North American Network Operators Group
Date Prev | Date Next | Date Index | Thread Index | Author Index | Historical

Re: Software router state of the art

  • From: Eugeniu Patrascu
  • Date: Mon Jul 28 17:14:30 2008
Rubens Kuhl Jr. wrote: 
You can use Linux without conntrack. You can either do "rmmod
ip_conntrack" (unload the module), rm /var/lib/modules/ip_conntrack
(or something like that to erase the file) or use the RAW queue to
forward some packets without connection tracking (-j NOTRACK) and some
others with conntrack (proxy redirection, captive portal and thinks
like that requires stateful forwarding in any platform).

I would be more worried about the prefix match and route cache done by
the operating system you are considering for use as a router. That
cannot be circunverted by turning off conntrack, pf or anything that
might do more with the packet that plain simple routing.
Hi,

As of 2.6.x kernel version (at least on 2.6.17) there is a FIB implementation called LC_Trie which supposedly does an O(1) route lookup which is very fast.
Where I live there are a lot of linux boxes deployed as routers pushing line rate GE for hundreds to thousand nodes computer networks while also deliverying QoS for each and every node.
From what I see in this thread you're more worried about T3/E3 linecards than the actual Linux performance as a router.

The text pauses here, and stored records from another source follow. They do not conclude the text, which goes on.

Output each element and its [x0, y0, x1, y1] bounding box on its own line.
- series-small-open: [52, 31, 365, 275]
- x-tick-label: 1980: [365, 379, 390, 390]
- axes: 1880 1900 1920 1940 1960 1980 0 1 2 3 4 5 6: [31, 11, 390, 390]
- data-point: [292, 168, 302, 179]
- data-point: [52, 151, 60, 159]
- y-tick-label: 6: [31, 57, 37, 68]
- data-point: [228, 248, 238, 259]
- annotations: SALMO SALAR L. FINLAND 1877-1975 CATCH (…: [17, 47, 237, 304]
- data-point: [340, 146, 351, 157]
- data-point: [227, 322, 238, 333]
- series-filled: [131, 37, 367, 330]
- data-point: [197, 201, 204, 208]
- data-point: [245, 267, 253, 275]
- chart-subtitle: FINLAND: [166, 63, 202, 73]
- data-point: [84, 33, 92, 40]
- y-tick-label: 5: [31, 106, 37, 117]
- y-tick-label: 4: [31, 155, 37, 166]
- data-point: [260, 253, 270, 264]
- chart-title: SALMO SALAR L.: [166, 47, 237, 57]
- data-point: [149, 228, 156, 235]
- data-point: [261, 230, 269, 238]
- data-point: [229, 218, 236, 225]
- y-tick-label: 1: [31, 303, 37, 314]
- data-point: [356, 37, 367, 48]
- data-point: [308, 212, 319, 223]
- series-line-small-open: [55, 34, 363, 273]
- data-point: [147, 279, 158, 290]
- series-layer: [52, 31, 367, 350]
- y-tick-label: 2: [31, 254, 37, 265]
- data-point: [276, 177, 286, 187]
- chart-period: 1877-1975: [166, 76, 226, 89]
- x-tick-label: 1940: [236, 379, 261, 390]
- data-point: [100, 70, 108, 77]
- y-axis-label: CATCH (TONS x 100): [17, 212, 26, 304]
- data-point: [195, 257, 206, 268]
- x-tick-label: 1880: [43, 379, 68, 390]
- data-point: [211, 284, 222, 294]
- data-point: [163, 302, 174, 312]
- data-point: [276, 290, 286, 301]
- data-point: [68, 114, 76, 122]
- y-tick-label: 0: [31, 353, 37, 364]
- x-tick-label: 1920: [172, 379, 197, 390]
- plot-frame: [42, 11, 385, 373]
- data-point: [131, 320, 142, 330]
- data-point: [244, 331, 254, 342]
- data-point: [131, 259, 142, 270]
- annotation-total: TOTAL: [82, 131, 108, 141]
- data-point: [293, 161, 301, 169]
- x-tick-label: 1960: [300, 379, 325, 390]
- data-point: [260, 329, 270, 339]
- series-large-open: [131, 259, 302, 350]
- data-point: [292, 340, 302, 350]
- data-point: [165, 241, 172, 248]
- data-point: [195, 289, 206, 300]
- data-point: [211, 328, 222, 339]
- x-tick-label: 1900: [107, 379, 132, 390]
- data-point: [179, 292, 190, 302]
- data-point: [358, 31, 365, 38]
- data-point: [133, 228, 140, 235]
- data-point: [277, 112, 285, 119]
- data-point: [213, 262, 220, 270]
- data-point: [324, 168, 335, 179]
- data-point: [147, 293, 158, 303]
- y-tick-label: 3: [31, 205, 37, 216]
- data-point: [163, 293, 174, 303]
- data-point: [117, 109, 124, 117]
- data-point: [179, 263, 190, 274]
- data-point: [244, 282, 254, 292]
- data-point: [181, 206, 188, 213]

As a personal example, I use a celeron 2.53Ghz with 512Mb of ram to push line rate 3 x 100Mbps cards wihout any discernable load reported either by top or uptime and that on top of Quagga with about ~ 5k prefixes.
Also, as an experiment I loaded a full routing table from one of my peers and besides of the increased RAM usage by Quagga to about 50MB the machine forwarded at the same rate, _maybe_ 1% incresed load.